Aufgrund der Tatsache, dass der Antragsteller in der Empfängniszeit Geschlechtsverkehr mit der Kindesmutter hatte, sowie aufgrund der Tatsache, dass das Kind unstreitig einen fehlgebildeten Finger infolge eines Erbdefektes aufweist, den auch er - der Antragsteller - trägt, hatte der Antragsteller Kenntnis von Tatsachen, die bei sachlicher Beurteilung geeignet sind, Zweifel an der Vaterschaft des Beteiligten zu 3. zu wecken. Diese Kenntnis hatte der Antragsteller auch zum Zeitpunkt der Geburt.

Damit endete die zweijährige Anfechtungsfrist im April 2015.

3.

Der Lauf dieser Anfechtungsfrist war auch nicht in der Zeit von April 2014 bis Juni 2017 gemäß § 1600b Abs. 5 BGB gehemmt.

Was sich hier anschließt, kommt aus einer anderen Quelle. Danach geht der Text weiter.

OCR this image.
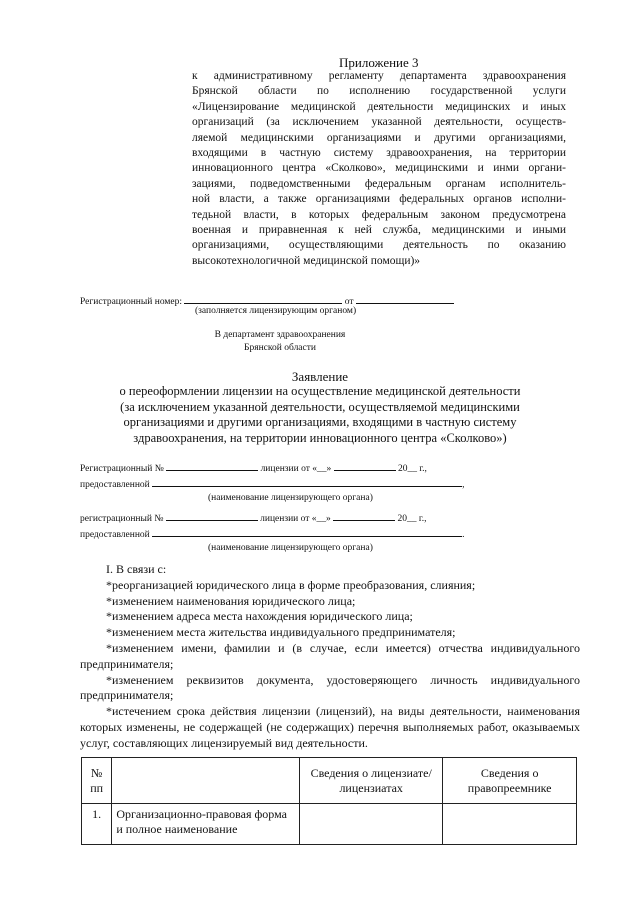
Приложение 3
к административному регламенту департамента здравоохранения
Брянской области по исполнению государственной услуги
«Лицензирование медицинской деятельности медицинских и иных
организаций (за исключением указанной деятельности, осуществ-
ляемой медицинскими организациями и другими организациями,
входящими в частную систему здравоохранения, на территории
инновационного центра «Сколково», медицинскими и инми органи-
зациями, подведомственными федеральным органам исполнитель-
ной власти, а также организациями федеральных органов исполни-
тедьной власти, в которых федеральным законом предусмотрена
военная и приравненная к ней служба, медицинскими и иными
организациями, осуществляющими деятельность по оказанию
высокотехнологичной медицинской помощи)»
Регистрационный номер:	от
(заполняется лицензирующим органом)
В департамент здравоохранения
Брянской области
Заявление
о переоформлении лицензии на осуществление медицинской деятельности
(за исключением указанной деятельности, осуществляемой медицинскими
организациями и другими организациями, входящими в частную систему
здравоохранения, на территории инновационного центра «Сколково»)
Регистрационный №	лицензии от «__»	20__ г.,
предоставленной	,
(наименование лицензирующего органа)
регистрационный №	лицензии от «__»	20__ г.,
предоставленной	.
(наименование лицензирующего органа)
I. В связи с:
*реорганизацией юридического лица в форме преобразования, слияния;
*изменением наименования юридического лица;
*изменением адреса места нахождения юридического лица;
*изменением места жительства индивидуального предпринимателя;
*изменением имени, фамилии и (в случае, если имеется) отчества индивидуального предпринимателя;
*изменением реквизитов документа, удостоверяющего личность индивидуального предпринимателя;
*истечением срока действия лицензии (лицензий), на виды деятельности, наименования которых изменены, не содержащей (не содержащих) перечня выполняемых работ, оказываемых услуг, составляющих лицензируемый вид деятельности.
№ пп		Сведения о лицензиате/лицензиатах	Сведения о правопреемнике
1.	Организационно-правовая форма и полное наименование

Es kann nicht feststellt werden, dass die Kindesmutter die von dem Antragsteller - auch in seinem Schreiben vom 17.12.2019 - behauptete und von ihr bestrittene Drohung ausgestoßen hat.

Die Kindesmutter hat ausgesagt, sie sei gemeinsam mit Herrn F. schon am 16.04.2013 beim Amt gewesen. Sie und Herr F. hätten dort einer Vaterschaftsanerkennung durch den Antragsteller zugestimmt. Einen Monat nach der Geburt von I. sei die Scheidung der Kindesmutter von Herrn F. erfolgt. Sie - die Kindesmutter - habe dem Antragsteller gesagt, er müsse unterschreiben, um die Vaterschaft des Kindes anzuerkennen. Er habe das nicht gemacht. Sie habe nur im Zusammenhang mit einer Abmahnung, die der Antragsteller als ihr Arbeitgeber ihr nach der Trennung erteilt hat, zu dem Antragsteller in ihrer Wut gesagt, sie würde wegziehen und er würde I. nie wieder sehen. Niemals habe sie einen solchen Satz in einem Gespräch über die Vaterschaft des Antragstellers gesagt.

Damit ist die Darstellung des Antragstellers nicht bewiesen.

III.

Die Kostenentscheidung beruht auf § 84 FamFG.

Die Festsetzung des Beschwerdewertes folgt aus §§ 40, 47 FamGKG.